JOSEPH POLISZUK
EL UNIVERSAL
En nombre de la educación de los niños, niñas
y adolescentes ya hay quienes plantean regular los contenidos
que circulan por los teléfonos celulares, canales de
televisión por cable, cines, portales electrónicos
y periódicos que se leen en Venezuela.
Anahí Arizmendi y Luis Guerrero creen que la creación
del Ministerio de Telecomunicaciones, los planes de estatizar
la Cantv, la reforma de la Ley de Responsabilidad Social en
Radio y Televisión y los últimos pornovideos infantiles
que en diciembre circularon en Caracas son razón para
iniciar un debate que evalúe puntos que van desde la
publicidad que difunden las nuevas tecnologías de la
información hasta el acceso a los portales electrónicos.

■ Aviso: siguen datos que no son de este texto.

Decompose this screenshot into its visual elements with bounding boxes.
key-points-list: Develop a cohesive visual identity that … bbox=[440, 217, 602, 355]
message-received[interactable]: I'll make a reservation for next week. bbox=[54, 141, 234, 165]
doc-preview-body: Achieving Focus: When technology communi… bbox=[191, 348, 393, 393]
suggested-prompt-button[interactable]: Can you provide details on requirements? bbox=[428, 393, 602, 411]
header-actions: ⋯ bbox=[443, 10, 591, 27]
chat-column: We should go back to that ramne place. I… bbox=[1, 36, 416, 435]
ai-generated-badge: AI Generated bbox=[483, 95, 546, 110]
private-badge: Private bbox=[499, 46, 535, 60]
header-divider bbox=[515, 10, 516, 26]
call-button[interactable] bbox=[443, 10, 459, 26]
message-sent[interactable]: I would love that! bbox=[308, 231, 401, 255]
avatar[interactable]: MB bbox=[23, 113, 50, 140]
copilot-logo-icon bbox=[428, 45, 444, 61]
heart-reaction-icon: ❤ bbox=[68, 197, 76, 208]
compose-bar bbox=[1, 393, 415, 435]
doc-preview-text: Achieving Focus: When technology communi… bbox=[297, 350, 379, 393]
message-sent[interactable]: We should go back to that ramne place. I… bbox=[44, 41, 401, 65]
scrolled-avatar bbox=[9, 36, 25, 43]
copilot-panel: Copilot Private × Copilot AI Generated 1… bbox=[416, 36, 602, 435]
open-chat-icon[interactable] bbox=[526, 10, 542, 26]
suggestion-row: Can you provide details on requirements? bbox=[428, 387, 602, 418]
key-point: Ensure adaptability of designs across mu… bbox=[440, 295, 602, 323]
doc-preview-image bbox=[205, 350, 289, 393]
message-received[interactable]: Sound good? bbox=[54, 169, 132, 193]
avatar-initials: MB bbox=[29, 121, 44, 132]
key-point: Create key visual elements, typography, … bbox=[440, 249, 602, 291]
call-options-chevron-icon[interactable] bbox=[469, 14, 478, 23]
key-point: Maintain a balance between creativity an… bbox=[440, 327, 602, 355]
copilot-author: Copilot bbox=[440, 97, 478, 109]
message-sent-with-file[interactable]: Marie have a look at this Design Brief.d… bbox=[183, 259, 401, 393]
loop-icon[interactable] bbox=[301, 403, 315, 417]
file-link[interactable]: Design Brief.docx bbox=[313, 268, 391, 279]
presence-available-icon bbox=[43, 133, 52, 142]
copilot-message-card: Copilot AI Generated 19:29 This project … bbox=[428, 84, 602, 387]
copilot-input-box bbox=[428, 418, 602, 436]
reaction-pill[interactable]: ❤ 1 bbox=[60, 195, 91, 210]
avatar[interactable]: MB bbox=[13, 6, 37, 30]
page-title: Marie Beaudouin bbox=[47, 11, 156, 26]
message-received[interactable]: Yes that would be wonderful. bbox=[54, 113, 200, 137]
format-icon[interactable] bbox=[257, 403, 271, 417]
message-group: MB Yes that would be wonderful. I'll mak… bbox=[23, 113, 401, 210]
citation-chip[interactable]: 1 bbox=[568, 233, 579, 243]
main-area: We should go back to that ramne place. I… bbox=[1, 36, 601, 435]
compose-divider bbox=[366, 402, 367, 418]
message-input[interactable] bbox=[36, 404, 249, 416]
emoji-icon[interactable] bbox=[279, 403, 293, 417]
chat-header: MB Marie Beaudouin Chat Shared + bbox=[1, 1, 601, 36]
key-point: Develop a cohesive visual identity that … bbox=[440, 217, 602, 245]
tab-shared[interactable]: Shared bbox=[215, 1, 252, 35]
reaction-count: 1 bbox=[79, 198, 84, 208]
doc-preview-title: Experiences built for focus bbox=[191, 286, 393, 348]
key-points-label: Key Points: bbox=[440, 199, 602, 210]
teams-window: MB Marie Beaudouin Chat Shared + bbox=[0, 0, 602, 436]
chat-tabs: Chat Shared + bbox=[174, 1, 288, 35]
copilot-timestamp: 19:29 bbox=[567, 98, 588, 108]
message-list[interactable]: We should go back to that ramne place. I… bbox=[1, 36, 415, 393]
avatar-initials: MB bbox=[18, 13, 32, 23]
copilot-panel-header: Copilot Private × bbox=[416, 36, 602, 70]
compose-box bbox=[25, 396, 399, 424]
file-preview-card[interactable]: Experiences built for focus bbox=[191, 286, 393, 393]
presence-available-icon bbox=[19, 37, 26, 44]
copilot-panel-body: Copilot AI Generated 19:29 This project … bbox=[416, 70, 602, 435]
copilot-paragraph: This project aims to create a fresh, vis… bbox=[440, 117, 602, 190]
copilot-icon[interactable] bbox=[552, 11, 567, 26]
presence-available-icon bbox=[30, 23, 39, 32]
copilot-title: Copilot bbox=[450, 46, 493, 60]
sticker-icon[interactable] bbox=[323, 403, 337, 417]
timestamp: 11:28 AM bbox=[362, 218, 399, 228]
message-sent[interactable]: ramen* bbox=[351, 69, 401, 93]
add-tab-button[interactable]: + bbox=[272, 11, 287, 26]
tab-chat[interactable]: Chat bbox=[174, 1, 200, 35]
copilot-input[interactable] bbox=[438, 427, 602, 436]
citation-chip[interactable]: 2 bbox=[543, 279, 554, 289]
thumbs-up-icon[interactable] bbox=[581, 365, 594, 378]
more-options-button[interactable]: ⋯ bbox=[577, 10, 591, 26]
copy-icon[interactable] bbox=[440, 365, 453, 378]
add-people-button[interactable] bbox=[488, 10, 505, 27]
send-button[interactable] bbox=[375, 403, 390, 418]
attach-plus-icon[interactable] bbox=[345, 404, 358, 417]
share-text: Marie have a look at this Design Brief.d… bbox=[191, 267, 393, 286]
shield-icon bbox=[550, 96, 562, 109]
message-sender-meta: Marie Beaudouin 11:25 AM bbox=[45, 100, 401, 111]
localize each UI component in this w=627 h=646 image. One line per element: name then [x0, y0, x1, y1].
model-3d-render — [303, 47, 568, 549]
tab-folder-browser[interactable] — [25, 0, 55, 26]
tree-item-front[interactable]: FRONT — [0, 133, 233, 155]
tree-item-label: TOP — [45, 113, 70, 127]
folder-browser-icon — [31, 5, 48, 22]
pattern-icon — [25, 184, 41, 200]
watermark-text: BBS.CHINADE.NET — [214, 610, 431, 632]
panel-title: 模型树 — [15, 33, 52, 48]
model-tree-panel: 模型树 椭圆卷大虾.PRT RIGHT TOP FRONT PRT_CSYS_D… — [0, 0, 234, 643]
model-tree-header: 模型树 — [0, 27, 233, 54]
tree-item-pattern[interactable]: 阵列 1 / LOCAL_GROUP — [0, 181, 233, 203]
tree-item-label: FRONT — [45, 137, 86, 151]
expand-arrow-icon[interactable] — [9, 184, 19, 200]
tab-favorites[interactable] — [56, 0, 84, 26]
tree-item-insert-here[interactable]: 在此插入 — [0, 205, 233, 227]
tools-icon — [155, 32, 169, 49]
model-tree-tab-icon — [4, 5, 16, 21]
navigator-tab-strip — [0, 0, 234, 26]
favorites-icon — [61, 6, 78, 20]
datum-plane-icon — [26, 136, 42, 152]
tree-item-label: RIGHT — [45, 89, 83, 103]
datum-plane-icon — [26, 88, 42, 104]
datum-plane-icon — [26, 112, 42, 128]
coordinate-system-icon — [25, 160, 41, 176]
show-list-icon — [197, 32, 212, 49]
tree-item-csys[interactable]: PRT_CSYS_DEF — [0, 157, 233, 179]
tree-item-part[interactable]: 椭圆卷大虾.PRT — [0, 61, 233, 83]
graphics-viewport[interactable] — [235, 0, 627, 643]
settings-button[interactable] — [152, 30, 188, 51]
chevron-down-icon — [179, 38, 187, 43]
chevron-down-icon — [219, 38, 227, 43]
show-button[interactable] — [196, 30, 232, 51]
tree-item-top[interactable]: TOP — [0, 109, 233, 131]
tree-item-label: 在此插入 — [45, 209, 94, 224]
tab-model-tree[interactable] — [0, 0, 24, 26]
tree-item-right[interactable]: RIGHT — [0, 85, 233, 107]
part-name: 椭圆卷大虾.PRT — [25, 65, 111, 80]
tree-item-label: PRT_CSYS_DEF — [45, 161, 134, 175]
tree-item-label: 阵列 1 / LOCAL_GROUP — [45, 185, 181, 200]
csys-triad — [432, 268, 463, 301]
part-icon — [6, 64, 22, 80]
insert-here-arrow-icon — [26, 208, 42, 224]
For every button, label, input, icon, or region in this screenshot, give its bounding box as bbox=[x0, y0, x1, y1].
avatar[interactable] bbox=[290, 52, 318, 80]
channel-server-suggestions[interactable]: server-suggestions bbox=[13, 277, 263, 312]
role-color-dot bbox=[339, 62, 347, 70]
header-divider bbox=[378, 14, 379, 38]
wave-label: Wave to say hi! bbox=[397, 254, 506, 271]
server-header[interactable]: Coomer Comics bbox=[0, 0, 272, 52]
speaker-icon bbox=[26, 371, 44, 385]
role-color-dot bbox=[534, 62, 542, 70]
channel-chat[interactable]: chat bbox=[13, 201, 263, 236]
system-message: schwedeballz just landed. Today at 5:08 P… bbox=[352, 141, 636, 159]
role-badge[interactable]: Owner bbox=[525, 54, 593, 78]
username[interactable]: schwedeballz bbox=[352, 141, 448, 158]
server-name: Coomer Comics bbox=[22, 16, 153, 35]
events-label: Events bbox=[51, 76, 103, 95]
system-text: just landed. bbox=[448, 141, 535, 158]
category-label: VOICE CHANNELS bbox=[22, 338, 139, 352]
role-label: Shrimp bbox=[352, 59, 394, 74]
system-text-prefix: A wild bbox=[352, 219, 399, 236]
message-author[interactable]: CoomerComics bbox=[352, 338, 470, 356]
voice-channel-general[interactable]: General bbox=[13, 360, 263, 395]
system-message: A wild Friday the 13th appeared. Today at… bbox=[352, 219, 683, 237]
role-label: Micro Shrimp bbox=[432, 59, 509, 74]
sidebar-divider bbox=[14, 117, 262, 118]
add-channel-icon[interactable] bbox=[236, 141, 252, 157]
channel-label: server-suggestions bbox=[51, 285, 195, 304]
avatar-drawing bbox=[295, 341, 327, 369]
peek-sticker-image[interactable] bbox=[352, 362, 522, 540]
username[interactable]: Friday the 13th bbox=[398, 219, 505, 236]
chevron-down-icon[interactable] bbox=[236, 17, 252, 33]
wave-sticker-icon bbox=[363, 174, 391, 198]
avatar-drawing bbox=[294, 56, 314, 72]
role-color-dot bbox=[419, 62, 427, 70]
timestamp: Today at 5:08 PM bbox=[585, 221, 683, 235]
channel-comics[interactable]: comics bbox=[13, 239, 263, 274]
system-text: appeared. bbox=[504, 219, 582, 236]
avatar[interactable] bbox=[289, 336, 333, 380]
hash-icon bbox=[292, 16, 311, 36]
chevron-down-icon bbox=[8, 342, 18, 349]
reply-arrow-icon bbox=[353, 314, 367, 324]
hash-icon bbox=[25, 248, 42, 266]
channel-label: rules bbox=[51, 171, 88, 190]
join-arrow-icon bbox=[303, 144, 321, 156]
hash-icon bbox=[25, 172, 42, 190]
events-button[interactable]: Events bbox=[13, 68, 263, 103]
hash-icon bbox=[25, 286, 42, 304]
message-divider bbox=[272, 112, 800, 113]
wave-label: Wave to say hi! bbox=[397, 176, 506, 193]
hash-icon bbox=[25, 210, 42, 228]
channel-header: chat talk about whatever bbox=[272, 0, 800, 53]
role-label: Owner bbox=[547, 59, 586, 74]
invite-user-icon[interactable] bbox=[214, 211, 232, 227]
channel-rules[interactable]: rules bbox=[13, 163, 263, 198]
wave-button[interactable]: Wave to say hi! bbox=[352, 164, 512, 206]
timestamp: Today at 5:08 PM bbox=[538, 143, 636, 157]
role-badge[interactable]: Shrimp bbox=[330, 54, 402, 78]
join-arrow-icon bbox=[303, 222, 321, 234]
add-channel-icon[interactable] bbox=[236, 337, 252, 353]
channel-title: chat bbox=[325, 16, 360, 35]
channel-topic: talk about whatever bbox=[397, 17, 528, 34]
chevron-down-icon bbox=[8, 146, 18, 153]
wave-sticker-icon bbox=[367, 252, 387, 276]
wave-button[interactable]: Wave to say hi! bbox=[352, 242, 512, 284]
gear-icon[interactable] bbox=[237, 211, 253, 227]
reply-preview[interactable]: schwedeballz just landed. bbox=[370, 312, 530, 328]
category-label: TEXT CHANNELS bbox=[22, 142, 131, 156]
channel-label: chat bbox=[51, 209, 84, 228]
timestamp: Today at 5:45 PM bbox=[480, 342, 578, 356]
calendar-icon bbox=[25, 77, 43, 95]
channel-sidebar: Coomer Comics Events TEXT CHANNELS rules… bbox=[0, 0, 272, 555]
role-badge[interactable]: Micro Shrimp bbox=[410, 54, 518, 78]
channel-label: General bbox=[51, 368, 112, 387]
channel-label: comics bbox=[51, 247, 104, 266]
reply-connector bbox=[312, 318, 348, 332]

La Ley Resorte ya regula la programación de los medios
radioeléctricos. La Ley Orgánica para la Protección
del Niño y Adolescente establece mecanismos para controlar
medios de comunicación. Pero Arizmendi y Guerra, integrantes
de los consejos Nacional y Metropolitano de los Derechos del
Niño y Adolescente, respectivamente, creen que no es
suficiente, por lo que hablan de crear un nuevo marco jurídico
al que llaman Ley de Convergencia.
A título personal, dicen que es momento de buscar la
manera de que los celulares no graben o envíen contenidos
porno, que las empresas tabacaleras y cerveceras no apelen
a las salas de cine para publicitar sus productos o que Internet
no se convierta en un medio para ingresar a cualquier sala
de chat.
¿Cómo lo harán? No saben. Invitan, por eso,
a iniciar una discusión que plantearán al ministro
de Telecomunicaciones, Jesse Chacón, cuando ponga fecha
a la audiencia que le solicitaron la semana pasada.
En los tiempos cuando el ministro de Educación, Adán
Chávez, asegura que Venezuela marcha a una educación
socialista, ya se habla de instalar sistemas como los que
filtran información en países como China o Cuba.
Los promotores de la idea aseguran, no obstante, que su idea
no guarda trasfondos políticos. "A veces se satanizan
las ideas antes de debatirlas", lamenta Arizmendi.
El Gobierno ha dicho que no pretende cerrar RCTV. Argumenta
que esa televisora sólo saldrá de la señal
del canal 2. Deja abierta la posibilidad de que emigre a otros
sistemas pero Arizmendi cree que la televisión por suscripción
no puede ser una patente de corso para pasar cualquier mensaje.
"La televisión no tiene por qué perder mercado
con una ley de convergencia, pero tampoco puede seguir siendo
una niñera barata", dice. "Hay padres que no manejan
los lenguajes de las computadoras y celulares".
Guerra añade que casi un tercio de los más de 15
millones de venezolanos con líneas celulares son menores
de edad, por lo que recomienda adquirir tecnologías que
no permitan repetir los materiales pedofílicos que algunos
estudiantes caraqueños grabaron con sus teléfonos
a finales del año pasado.
Hay más: la presidenta de la Fundación Caracas
para los Niños y el consultor jurídico del Consejo
Metropolitano de Derechos del Niño y Adolescente saben
que el mercado de las telecomunicaciones puede cambiar con
su propuesta. Para ellos se trata, aun así, de una oportunidad
para reinventar el medio y obligar a empresas como las telefónicas
a promocionar servicios con mensajes de texto.